On the platform the heat climbs my face even though it is not hot down here. When the train arrives, I line up, front casters first and a small push. My palms slip slightly and I blame the sanitiser. Inside, someone offers a seat and then realises what they are doing and smiles at the floor. I park by the doors and stare at the map so I do not have to stare at my body. The carriage shudders and my stomach lurches. A fizz starts in my ears, low, like a radio not tuned properly. I try to breathe it away. Four in. Four out. The breath will not go deep.

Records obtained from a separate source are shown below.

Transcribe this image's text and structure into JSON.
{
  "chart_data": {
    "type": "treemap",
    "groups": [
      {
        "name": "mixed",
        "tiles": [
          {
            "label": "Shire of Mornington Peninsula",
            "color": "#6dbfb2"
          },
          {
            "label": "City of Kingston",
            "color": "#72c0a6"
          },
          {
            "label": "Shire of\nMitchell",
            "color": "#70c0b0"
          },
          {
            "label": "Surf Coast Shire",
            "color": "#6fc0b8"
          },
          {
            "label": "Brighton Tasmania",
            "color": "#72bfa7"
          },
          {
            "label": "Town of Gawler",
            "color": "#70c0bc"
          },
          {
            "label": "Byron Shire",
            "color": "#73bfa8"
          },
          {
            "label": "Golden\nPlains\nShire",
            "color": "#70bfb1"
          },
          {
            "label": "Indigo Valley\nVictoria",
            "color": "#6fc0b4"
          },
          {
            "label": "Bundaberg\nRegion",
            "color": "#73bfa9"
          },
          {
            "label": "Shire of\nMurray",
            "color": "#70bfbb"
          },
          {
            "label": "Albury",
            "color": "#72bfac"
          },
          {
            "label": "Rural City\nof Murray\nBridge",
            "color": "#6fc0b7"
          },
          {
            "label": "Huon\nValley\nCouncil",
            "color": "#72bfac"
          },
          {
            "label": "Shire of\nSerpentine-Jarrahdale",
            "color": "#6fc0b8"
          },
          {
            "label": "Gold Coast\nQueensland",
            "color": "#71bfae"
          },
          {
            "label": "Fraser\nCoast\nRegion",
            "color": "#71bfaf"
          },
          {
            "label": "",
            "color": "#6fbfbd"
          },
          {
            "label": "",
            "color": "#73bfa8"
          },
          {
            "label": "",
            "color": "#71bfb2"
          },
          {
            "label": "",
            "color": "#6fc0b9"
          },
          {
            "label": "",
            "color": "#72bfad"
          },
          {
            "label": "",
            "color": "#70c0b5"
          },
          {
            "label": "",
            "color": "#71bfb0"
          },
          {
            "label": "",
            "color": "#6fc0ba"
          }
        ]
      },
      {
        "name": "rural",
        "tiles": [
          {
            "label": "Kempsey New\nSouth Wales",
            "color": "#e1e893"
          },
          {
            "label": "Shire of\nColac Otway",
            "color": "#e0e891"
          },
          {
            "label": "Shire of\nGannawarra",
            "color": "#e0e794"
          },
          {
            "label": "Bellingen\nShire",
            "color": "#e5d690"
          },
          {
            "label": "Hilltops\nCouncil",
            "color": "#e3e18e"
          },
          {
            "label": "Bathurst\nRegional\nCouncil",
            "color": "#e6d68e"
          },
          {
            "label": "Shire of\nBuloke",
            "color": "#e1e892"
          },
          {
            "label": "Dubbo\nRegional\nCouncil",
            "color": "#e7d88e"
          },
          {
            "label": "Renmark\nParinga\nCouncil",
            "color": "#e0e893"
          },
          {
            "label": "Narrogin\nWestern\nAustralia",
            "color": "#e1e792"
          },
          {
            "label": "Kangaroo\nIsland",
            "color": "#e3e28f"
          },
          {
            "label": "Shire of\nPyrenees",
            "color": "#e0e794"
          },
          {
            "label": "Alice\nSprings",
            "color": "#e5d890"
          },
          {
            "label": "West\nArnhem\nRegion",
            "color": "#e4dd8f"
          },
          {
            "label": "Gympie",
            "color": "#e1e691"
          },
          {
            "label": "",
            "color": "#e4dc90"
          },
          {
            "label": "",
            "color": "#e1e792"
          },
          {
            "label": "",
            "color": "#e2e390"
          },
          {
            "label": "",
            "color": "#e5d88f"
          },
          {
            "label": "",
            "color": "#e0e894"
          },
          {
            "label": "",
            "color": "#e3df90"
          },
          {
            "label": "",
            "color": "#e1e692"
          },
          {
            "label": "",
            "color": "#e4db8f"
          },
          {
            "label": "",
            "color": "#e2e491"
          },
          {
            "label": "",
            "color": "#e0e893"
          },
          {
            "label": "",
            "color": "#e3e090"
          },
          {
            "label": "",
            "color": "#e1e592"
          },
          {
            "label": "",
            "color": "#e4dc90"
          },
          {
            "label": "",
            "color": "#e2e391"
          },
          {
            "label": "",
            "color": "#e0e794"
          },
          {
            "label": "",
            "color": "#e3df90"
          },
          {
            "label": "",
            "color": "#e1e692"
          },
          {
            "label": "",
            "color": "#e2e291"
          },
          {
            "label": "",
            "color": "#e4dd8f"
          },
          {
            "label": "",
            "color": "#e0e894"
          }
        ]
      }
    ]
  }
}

Halfway to my stop my fingertips go numb and tingly at the same time. Sweat gathers behind my ears and at the base of my neck. I cannot feel my legs, which is the point, but right now the quiet doesn't help. I tell myself it is just the Tube, stale air and nerves. The fizz gets louder. The tunnel lights smear past like someone dragging a finger through paint. I watch a woman read a recipe on her phone and decide that if I can keep reading the words on her screen with my eyes, I will not faint. I lose a line. I try again.

At my station the lift is slow. The floor tilts while I wait and then rights itself. On the street the light is a punch. I roll the two blocks to the office and every push feels like I am moving through oil. The glass doors whoosh, cool air hits my face, and it does not help.

"Morning," the receptionist says, and then, "You okay?"

"Fine," I say. My voice sounds thin.

By the time I reach my desk there is sweat running in a line down my temple. Liv clocks it before I can wipe it. "Jess, you look ill."

"I'm fine. Just the Tube." The smile I make is the kind I practice for strangers, brief and not open to follow-up.

She steps closer anyway. "You're burning up."

I laugh because that is what I do when I am afraid. "I'm okay. Really."

"Do you want water?"

I shake my head and the room moves half a second later. My screen is bright and full of numbers and none of them will stay still. I try to log in and my fingers miss the keys. The fizz in my ears turns into a narrow hiss. A tunnel starts at the edges of my vision, grey first, then black creeping in like damp. I think, not here. I think, do not make this public. I think, breathe.

"Jess," Steph says from somewhere to my left. "You look white."

"I'm fine," I say, and the words come out wrong.

Her hand touches my forehead and the contact makes the world flip. "You are so hot," she says, and the sentence echoes like she is speaking into a cave.

The hiss sharpens. The numbers on my screen jump. My hands slide off the push rims. Someone says my name again, far away, like through water. I try to say I am okay one more time, a reflex I cannot kill, and the last thing I notice is how heavy my head feels on my neck. Then the room tips sideways and goes out.